Banking

Mastercard Enables CVC-Less Payments For Tokenised Cards in India

Mastercard has introduced a frictionless payment experience with enhanced security on credit and debit cards in India. The CVC-less payments for tokenised cards will reduce the checkout time and make virtual transactions hassle-free and more secure

Mastercard Enables CVC-Less Payments For Tokenised Cards in India
info_icon

Mastercard on August 3, 2023 announced the introduction of cardholder verification code (CVC)-less online transactions for its debit and credit cardholders who have tokenised their cards on merchant platforms in India. 

The move aims to reduce the checkout time and make virtual transactions hassle-free and more secure, Mastercard said in a press release. 

CVC is a three-digit number printed on the back of debit and credit cards. According to the Reserve Bank of India’s (RBI’s) tokenisation guidelines, merchants who adopt tokenised payments will collect CVC only once, which is while tokenising the card. 

From the second transaction onwards, cardholders will be required to select their tokenised card from the checkout page, confirm the one-time password (OTP) and complete the transaction without keying in the CVC. 

According to Mastercard, several e-commerce players have already adopted CVC-less payments. 

“By eliminating the need for CVC, merchants can expect benefits like higher authorisation rates, reduced checkout abandonment, and enhanced customer payment experience,” Mastercard said in its release.

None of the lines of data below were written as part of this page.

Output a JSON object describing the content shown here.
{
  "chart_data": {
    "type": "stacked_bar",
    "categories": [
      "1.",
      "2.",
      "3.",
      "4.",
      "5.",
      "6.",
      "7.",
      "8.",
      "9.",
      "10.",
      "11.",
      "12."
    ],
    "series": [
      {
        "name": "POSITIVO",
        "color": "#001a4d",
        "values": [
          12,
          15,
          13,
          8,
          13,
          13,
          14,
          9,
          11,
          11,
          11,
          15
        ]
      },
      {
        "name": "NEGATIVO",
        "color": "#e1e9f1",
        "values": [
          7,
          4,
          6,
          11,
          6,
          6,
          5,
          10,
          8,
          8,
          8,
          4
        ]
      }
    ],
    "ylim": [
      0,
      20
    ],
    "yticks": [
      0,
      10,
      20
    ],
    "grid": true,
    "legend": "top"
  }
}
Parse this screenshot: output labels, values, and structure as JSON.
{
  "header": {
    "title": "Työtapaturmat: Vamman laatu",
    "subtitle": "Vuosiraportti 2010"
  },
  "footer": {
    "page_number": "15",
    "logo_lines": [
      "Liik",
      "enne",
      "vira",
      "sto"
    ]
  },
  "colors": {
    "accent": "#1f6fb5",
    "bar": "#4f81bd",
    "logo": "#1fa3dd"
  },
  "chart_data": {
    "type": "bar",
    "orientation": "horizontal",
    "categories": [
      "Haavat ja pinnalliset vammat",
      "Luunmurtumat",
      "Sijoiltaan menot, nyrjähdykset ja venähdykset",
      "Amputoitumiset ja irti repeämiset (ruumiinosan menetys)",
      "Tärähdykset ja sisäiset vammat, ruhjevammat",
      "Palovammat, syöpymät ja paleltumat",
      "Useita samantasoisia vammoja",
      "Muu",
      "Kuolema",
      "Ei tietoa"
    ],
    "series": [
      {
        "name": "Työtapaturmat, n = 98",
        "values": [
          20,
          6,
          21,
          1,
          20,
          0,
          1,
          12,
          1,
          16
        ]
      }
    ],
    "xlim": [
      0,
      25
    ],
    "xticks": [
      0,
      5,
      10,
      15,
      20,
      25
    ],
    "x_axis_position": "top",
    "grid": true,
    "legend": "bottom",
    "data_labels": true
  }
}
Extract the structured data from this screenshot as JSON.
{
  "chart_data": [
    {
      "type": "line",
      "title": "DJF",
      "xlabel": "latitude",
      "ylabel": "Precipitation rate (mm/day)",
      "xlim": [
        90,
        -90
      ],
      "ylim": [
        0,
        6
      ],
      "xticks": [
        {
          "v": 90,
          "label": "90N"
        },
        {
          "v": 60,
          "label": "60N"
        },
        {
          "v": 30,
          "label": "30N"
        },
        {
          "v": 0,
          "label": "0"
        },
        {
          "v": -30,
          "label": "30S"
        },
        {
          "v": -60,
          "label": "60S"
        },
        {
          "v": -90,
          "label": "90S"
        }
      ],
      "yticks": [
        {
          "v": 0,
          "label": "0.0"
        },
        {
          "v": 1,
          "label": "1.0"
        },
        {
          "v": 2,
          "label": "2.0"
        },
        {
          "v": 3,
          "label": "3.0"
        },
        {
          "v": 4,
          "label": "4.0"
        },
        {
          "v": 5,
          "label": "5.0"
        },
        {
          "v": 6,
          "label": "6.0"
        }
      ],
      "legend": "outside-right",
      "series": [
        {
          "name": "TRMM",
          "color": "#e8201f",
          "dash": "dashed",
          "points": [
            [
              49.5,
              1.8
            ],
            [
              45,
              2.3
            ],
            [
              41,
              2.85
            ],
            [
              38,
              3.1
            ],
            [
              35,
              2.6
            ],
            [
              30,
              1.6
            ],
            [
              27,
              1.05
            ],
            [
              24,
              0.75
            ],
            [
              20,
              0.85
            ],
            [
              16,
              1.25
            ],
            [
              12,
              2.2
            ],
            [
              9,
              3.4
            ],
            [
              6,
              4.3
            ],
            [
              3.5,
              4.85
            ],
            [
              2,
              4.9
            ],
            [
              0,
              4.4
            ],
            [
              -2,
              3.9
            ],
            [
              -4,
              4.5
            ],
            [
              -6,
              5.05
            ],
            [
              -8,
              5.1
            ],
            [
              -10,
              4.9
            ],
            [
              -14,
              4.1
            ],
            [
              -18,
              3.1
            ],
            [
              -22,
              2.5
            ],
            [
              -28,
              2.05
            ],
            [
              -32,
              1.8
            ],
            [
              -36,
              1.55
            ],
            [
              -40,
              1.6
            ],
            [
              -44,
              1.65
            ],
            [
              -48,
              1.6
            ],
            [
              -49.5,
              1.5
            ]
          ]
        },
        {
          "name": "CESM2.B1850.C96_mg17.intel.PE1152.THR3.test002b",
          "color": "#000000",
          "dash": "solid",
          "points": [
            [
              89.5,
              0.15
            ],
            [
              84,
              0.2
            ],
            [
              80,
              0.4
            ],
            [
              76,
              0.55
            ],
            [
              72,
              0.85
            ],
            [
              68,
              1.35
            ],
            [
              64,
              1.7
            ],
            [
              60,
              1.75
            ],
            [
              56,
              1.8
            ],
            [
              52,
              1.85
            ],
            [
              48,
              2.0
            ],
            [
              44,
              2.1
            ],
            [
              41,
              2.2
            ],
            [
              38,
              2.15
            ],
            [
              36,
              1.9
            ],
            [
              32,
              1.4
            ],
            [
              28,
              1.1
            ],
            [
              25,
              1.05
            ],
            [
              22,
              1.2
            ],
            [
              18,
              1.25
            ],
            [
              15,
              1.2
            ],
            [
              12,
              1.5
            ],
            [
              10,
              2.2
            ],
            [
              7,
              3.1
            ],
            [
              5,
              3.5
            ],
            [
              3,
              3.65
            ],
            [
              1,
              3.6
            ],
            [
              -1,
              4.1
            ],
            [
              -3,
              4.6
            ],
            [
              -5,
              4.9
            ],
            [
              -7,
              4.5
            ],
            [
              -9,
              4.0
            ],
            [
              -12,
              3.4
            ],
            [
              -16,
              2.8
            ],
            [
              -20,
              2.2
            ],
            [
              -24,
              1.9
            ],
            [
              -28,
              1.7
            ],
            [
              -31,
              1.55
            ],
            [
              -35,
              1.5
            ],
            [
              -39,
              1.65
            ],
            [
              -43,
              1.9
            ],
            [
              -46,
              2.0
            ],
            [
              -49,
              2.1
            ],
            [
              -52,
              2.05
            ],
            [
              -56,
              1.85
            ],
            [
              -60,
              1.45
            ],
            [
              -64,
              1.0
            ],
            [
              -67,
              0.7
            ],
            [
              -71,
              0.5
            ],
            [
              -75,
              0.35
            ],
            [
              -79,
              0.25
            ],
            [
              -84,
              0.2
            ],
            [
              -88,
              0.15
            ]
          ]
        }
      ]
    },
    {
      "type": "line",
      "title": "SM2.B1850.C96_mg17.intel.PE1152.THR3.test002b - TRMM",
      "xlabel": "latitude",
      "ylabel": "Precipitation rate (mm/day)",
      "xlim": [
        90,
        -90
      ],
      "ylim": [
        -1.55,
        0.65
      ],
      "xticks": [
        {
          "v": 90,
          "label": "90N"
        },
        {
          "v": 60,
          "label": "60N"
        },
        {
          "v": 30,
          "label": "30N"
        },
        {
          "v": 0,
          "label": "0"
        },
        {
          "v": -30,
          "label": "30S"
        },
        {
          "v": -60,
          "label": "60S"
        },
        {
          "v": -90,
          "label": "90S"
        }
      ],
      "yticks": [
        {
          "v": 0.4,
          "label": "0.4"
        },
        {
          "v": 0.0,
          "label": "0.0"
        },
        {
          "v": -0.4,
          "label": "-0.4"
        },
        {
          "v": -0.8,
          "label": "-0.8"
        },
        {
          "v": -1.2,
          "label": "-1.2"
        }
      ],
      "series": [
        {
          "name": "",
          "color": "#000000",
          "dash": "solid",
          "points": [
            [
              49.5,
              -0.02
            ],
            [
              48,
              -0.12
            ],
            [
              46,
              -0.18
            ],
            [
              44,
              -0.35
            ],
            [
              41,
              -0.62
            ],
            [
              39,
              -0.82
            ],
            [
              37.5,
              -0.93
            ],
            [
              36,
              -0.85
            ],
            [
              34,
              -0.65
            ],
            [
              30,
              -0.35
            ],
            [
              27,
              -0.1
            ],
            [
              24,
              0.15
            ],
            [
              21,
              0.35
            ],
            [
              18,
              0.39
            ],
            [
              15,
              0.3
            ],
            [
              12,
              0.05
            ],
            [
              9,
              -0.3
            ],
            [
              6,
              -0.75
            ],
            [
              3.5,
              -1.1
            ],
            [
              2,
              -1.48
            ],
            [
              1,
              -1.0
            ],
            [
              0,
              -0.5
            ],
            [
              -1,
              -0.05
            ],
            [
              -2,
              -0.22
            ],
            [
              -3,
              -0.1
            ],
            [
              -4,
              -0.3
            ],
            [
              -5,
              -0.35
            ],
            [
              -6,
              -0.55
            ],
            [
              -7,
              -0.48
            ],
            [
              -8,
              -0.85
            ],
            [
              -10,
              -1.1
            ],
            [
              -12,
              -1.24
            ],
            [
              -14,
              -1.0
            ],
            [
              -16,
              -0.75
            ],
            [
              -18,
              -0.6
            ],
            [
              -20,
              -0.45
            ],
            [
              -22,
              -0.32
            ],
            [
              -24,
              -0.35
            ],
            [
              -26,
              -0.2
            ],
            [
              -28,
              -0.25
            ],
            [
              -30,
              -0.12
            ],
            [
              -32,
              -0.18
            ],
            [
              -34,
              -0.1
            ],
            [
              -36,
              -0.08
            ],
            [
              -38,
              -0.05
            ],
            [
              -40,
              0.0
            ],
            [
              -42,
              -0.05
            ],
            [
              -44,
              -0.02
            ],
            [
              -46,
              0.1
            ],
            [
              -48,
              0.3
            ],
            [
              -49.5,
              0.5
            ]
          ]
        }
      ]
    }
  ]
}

According to Mastercard, the new token-based transactions will leverage three key factors that will ensure a high degree of safety and security. These include:

Enhanced Security Features: Token-based transactions are inherently more secure as they involve a token expiry and a dynamic cryptogram, thus ensuring additional protection against fraud.

Authenticated User Identity Check: Payments made using an OTP or additional factor authentication (AFA) will ensure that only authorised users can complete the transactions.

Domain Control: Transactions based on tokens are domain-controlled as only the token requestor can seek a cryptogram, thus ensuring a secure and controlled transaction environment.

Anubhav Gupta, senior vice president, South Asia, Mastercard, said in a statement: “Mastercard is committed to delivering innovative and secure payment solutions that protect both merchants and consumers. Besides enhanced data security, CVC-less payments on tokenised cards come with benefits that make the online domestic card payment experience smoother and safer.” 

Akash Sinha, CEO and co-founder, Cashfree Payments said they are excited to introduce CVC-free payments, which will reduce friction for cardholders, and also align their payment experience with other popular modes like UPI Intent. 

Akshant Goyal, CFO, Zomato, added: “CVC-less payments have indeed enabled quicker completion of transactions and enhanced convenience for our customers, without compromising on the security of payments.”